PETE: Then we can kick back ‘til Fort Worth.

(PETE visibly relaxes and seems much more comfortable.  FELIX begins to sob, gently.)

PETE: (unnerved) Something wrong Felix?

FELIX: (sniffles) N-n-no.

PETE: Good.

(PETE seizes the moment to leave the cockpit)

FELIX: Wait!

(PETE stops, not yet out of his chair)

FELIX: Maybe there is something wrong.

PETE: Oh.  Huh.  So…Maybe you should talk about it.

FELIX: I’d like that.

PETE: I’ll get one of the girls –

FELIX: No!  Forget it.  I don’t want to trouble them.

(FELIX weeps quietly at first, then louder.  PETE won’t leave, but he can’t bring himself to talk either.  He checks the altitude, turns a few meaningless knobs.  He smacks his lips and looks out at the sky.)

PETE: Are you sad?

FELIX: (nods)


PETE: Why?

FELIX: Well I…I’ve been on this diet for six weeks and I’ve only lost two pounds.


PETE: Wow. 

(FELIX falls apart)

PETE: Is that the real problem?

FELIX: I guess not.

PETE: So…?

FELIX: Most days I just do the job and go home and play golf or rent a movie.  But through it all, it’s like I’m on automatic pilot.  I don’t really enjoy anything and every now and then I just want to cry and cry and I feel like it’s never gonna stop.


PETE: What’s the name of the diet?

FELIX: It’s not that.  I just get so depressed, and then I snap out of it.  But for a while it hurts, and it hurts so bad.

PETE: Like your insides are rotten?  The air tastes bad.  You want to pull out your eyes and squeeze all the pain out of your head.

FELIX: You feel it too?

PETE: No, but I’ve read your diary. 

FELIX: (speechless)

PETE: You shouldn’t leave it out in the cockpit.

FELIX: (drops his head in his hands)

PETE: Sorry.  I mean, yeah, I can see something’s wrong.  But I don’t know.  Maybe it’s just that guys like you and me, we feel too much.  I guess that’s why we become pilots.

FELIX: What does that mean?

PETE: I don’t know, it sounded good.

FELIX: Maybe I do feel too much.  How about you Pete…are you happy?

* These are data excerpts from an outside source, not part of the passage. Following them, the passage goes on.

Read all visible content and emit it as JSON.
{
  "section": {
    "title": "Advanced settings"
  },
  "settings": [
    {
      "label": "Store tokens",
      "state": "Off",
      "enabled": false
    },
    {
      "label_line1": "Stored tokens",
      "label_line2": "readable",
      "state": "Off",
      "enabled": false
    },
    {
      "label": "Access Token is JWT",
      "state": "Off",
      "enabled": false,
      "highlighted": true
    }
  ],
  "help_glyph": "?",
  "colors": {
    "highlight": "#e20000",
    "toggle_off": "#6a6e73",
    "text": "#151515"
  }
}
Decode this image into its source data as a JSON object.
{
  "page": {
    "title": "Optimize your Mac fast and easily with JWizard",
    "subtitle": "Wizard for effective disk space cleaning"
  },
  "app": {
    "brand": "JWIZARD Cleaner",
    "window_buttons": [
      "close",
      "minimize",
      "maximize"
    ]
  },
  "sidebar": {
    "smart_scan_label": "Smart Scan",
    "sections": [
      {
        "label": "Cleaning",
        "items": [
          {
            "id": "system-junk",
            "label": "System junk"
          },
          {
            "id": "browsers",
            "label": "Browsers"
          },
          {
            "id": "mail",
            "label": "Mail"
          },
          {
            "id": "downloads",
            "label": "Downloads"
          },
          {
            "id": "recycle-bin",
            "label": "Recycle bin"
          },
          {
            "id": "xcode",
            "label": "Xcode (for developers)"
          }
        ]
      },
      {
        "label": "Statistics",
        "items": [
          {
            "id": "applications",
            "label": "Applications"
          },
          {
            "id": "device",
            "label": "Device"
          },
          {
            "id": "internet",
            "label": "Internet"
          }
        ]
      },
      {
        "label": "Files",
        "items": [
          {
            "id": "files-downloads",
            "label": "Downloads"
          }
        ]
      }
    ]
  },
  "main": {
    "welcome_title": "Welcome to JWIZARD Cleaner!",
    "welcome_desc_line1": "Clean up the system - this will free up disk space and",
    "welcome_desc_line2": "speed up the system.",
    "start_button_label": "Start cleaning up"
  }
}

PETE: That question is a little too self-effacing for me. I prefer to ask myself, “What’s for dinner?  Where’s the bong? What’s got two thumbs and likes blow-jobs.” 

FELIX: Sounds like you’ve got it all figured out, huh?

PETE: My uncle used to say, getting in touch with your feelings is like rubbing your dick in velcro – as soon as it starts to hurt, you should stop. Immediately.

FELIX: (exhales) He sounds like a smart guy.

PETE: He was.  I just wish he’d followed his own advice about the velcro.  But, aside from crying about his scraped, raw penis, he seemed to feel pretty good about not feeling anything at all.

FELIX: I’ll drink to that.

(They hold up tiny bottles of gin and make a little toast)

FELIX: Pete, is it okay if we never talk about this again.  And we never, ever mention our true feelings aloud?

PETE: Hey, that’s what male friends are for.

FELIX: Thanks. 

(They assume their original positions and fly towards the setting sun.)